Daniele ha scritto:Sono di ritorno dallo studio televisivo.
Ora ho le prove! Nulla di piú finto e fuorviante della TV.
Nella preparazione si era concordato di dire un pó di piú sulla storia della 88 ma alla fine quello che interessava era "sparare" che arrivano fine a mille euro senza specificare come e perché...
Esperienza deludente ma che mi permetterá di soppesare meglio in futuro le informazioni provenienti dai servizi televisivi.
Quello che conta non è la qualità dell'informazione ma la sua "vendibilità".
Ho due aneddoti a proposito, ricavati dalla mia militanza in una famosissima associazione per la politica e la visibilità delle persone LGBT.

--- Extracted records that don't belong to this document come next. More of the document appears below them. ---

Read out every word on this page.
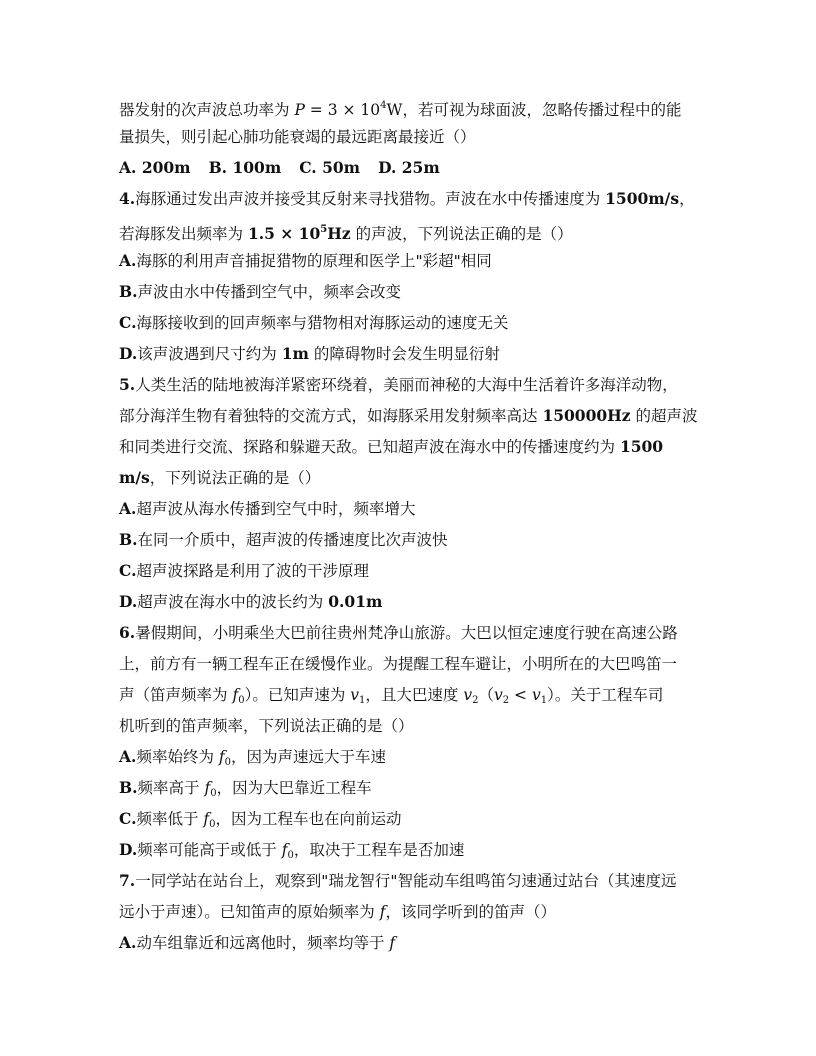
器发射的次声波总功率为 $P = 3 \times 10^4W$，若可视为球面波，忽略传播过程中的能
量损失，则引起心肺功能衰竭的最远距离最接近（）
A. 200m B. 100m C. 50m D. 25m
4.海豚通过发出声波并接受其反射来寻找猎物。声波在水中传播速度为 1500m/s，
若海豚发出频率为 $1.5 \times 10^5Hz$ 的声波，下列说法正确的是（）
A.海豚的利用声音捕捉猎物的原理和医学上"彩超"相同
B.声波由水中传播到空气中，频率会改变
C.海豚接收到的回声频率与猎物相对海豚运动的速度无关
D.该声波遇到尺寸约为 1m 的障碍物时会发生明显衍射
5.人类生活的陆地被海洋紧密环绕着，美丽而神秘的大海中生活着许多海洋动物，
部分海洋生物有着独特的交流方式，如海豚采用发射频率高达 150000Hz 的超声波
和同类进行交流、探路和躲避天敌。已知超声波在海水中的传播速度约为 1500
m/s，下列说法正确的是（）
A.超声波从海水传播到空气中时，频率增大
B.在同一介质中，超声波的传播速度比次声波快
C.超声波探路是利用了波的干涉原理
D.超声波在海水中的波长约为 0.01m
6.暑假期间，小明乘坐大巴前往贵州梵净山旅游。大巴以恒定速度行驶在高速公路
上，前方有一辆工程车正在缓慢作业。为提醒工程车避让，小明所在的大巴鸣笛一
声（笛声频率为 $f_0$）。已知声速为 $v_1$，且大巴速度 $v_2(v_2 < v_1)$。关于工程车司
机听到的笛声频率，下列说法正确的是（）
A.频率始终为 $f_0$，因为声速远大于车速
B.频率高于 $f_0$，因为大巴靠近工程车
C.频率低于 $f_0$，因为工程车也在向前运动
D.频率可能高于或低于 $f_0$，取决于工程车是否加速
7.一同学站在站台上，观察到"瑞龙智行"智能动车组鸣笛匀速通过站台（其速度远
远小于声速）。已知笛声的原始频率为 f，该同学听到的笛声（）
A.动车组靠近和远离他时，频率均等于 f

Numero uno: nel 2009 l'ufficio stampa viene contattato da un regista che chiede due "testimonial" che raccontino la loro storia personale nel programma "le amiche del sabato", in onda il sabato pomeriggio. Parte un dibattito interno all'associazione su chi mandare che possa degnamente rappresentare in televisione le persone gay, lesbiche, bisessuali senza scadere nel drammatico. Si sceglio per il mio amico Federico, di Pisa. Fratello seminarista, storia difficile di accettazione di sè che si risolve grazie alla famiglia che non gli fa mai mancare il suo amore e supporto. Federico scrive un sunto della sua storia e lo manda al regista. Ci telefona infuriato: "Dov'è il dramma?". Rispondiamo che ci veniva chiesta una storia reale, e noi l'abbiamo fornita. Se vogliono il dramma lo cerchino al cinema. Risultato: la presenza come ospite al programma è stata cancellata, in sua vece è stata registrata un'intervista che poi non verrà mai mandata in onda. Misteriosamente in quelle settimane compare una nuova associazione "Agapo", che scimmiottava un'associazione esistente (AGeDO), ma portava storie di omosessuali respressi che con l'aiuto della preghiera e di un prete/psicologo riparatore sono "guariti" dall'omosessualità. Ho vomitato.
Numero due: una mia amica napoletata subisce violenza sessuale: "Lesbica schifosa ti insegnamo noi a prenderlo".
Coraggiosamente, lei decide di denunciare l'accaduto e i suoi aggressori. Non si sa come, dalla questura la notizia vola sui giornali, e lei si vede sotto i riflettori. Data la sua determinazione e il suo coraggio, non si sottrae al dibattito e ci tiene a raccontare l'accaduto e le sue squallide motivazioni, denunciando apertamente il sessismo e la lesbofobia della sua città. Viene contattata quindi da un giornalista del TG regionale, che la incontra in un caffè con tanto di telecamera per registrare un intervista. Lei accetta, e racconta al giornalista la squallida storia e denuncia il sessismo, e lo fa nel modo che le è proprio: con la grinta e la determinazione di chi reagisce allo squallore e mostra al mondo la sua forza. Il giornalista commenta: "Così non può andare. Facciamo una cosa: rifacciamo tutti, mi racconti di nuovo la tua storia, ma questa volta piangi un po', così la ripresa viene meglio". In tutta risposta la mia amica lo manda, non certo cordialmente, a qual paese.
Alla fine, potrei dire che sei fortunato ad essere "solo" stato costretto all'estrema (estremissima) sintesi e sei stato infilato "a forza" nel format che hanno deciso per te. Potrei, ma invece capisco, capisco bene come questo modo di lavorare ti faccia sentire. La TV, il "mainstream" culturale del nostro paese, non può essere definito che con una parola: OPPRIMENTE. Opprimente perché banalizza tutto, appiattisce discorsi e dimentica i significati, incastra tutto e tutti in forme definite dall'"ufficio marketing".